Though the organisers say it extends to architecture, furniture and advertising, the Design Indaba Expo is still largely craft based. And traditional crafts dominate still, with bowls, appliqué wall hangings, and wire and beadwork evident everywhere. But the themes in the often narrative pieces have changed over the years as South Africans use well-tried crafts as a vehicle for personal and political expressions. Social statements abound.
A personal favourite, beaded animals were again in abundance this year, courtesy of Monkeybiz and a host of other collectives that have enlisted help from women in the townships. This year the animals were joined by beaded wire footballers in anticipation of South Africa hosting the FIFA World Cup next year, not to mention “well endowed” beaded Little Traveller doll brooches created and sold in support of HIV/Aids victims.
But as the stories told by the artisans develop, so do the materials they use. Ceramic bowls with their distinctive glazed patterns are balanced now with artefacts made of recycled materials. Plastic bags collected and caught in a simple cotton mesh make a basic football, for example. Sustainability and reuse are constant themes.
There are also the finer crafts of jewellery and fashion. The jewellery uses indigenous precious metals and gems. In turn, the fashion displays a strong African beat in its use of fabrics and colour (such as Stoned Cherry) and urbanism in the use of slogans (like Sandhya Lalloo’s SIN T-shirts). The joy is that you can buy the stuff then and there, and the queue for the ATM machine within the hall shows how popular that is.
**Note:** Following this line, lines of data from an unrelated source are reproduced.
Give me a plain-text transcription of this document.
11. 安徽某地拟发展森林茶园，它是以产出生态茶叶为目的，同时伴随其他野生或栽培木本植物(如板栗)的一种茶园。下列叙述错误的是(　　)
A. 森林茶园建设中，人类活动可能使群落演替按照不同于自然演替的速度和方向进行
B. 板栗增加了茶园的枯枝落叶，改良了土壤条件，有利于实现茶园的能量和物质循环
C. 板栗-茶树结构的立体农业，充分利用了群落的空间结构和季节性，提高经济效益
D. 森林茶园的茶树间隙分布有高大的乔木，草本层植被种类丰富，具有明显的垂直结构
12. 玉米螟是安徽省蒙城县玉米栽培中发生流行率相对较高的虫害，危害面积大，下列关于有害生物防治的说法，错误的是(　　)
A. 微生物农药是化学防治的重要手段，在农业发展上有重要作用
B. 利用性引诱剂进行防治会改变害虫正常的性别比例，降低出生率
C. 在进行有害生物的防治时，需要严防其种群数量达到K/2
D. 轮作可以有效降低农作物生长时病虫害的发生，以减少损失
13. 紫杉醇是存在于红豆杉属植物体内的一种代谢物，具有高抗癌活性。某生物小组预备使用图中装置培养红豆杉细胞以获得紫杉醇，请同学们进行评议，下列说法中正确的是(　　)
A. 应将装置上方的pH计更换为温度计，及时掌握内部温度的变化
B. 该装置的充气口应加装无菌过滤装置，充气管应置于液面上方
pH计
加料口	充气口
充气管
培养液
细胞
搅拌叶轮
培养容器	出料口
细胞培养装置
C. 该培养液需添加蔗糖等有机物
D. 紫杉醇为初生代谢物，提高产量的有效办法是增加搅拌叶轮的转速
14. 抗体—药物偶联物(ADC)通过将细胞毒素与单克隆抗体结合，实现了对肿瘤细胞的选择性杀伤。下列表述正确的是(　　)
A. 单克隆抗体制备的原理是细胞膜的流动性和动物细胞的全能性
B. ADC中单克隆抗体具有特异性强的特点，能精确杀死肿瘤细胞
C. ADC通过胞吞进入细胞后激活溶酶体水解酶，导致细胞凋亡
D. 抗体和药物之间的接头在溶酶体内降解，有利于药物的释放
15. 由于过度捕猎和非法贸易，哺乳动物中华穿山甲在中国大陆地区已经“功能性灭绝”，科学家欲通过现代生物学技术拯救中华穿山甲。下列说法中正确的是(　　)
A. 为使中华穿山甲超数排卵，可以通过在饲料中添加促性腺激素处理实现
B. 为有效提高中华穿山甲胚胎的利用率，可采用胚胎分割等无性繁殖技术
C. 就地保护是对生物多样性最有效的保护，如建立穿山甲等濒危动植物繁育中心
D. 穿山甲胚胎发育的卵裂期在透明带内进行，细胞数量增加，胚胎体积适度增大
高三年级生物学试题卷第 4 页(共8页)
What lifts the Design Indaba Expo above the average design fair are the many interventions that bring fresh energy into the hall. There are the catwalk fashion shows, the live performances by South African acting and musical talents, and contests such as the Most Beautiful Object in South Africa award. The latter is voted by SMS, embracing technology in true South African style.
This year we were also treated to the travelling show SOUTH, created to promote South Africa’s creative talent. The exhibits could have been better displayed in the hall, but they amounted to more than an array of products. These were thoughtful pieces addressing issues such as HIV/Aids, note the blanket taking the HI virus as a decorative motif; reuse, such as the lampshade made of yellow plastic clothes pegs; and recycling, as in the driftwood table. The winning project, Spaza-De-Move-On by architect Doung Anwar Jahangeer, is a practical project with a social conscience. A fold-up shop on wheels, it was conceived to make life easier for street hawkers and bring dignity to their businesses.
But even more edifying for design followers was the Emerging Creatives section of the Design Indaba Expo. Here the variety the organisers claimed could be seen, and evidence of how far South African design has come since 2004. It was a taster for a future that looks assured. Exhibitors were showing design and, in some instances, design processes, across architecture, advertising, fashion and so on. This was not just about the craft and artefact that has so far characterised South African projects.
Craft will always be an important part of the mix. It has been used successfully to create work in the townships and raise cash for causes, while the traditions in it are an inherent influence on colour and technique used in more contemporary pieces. But design in the bigger sense looks set to take South Africa’s creativity beyond its roots on to a global stage.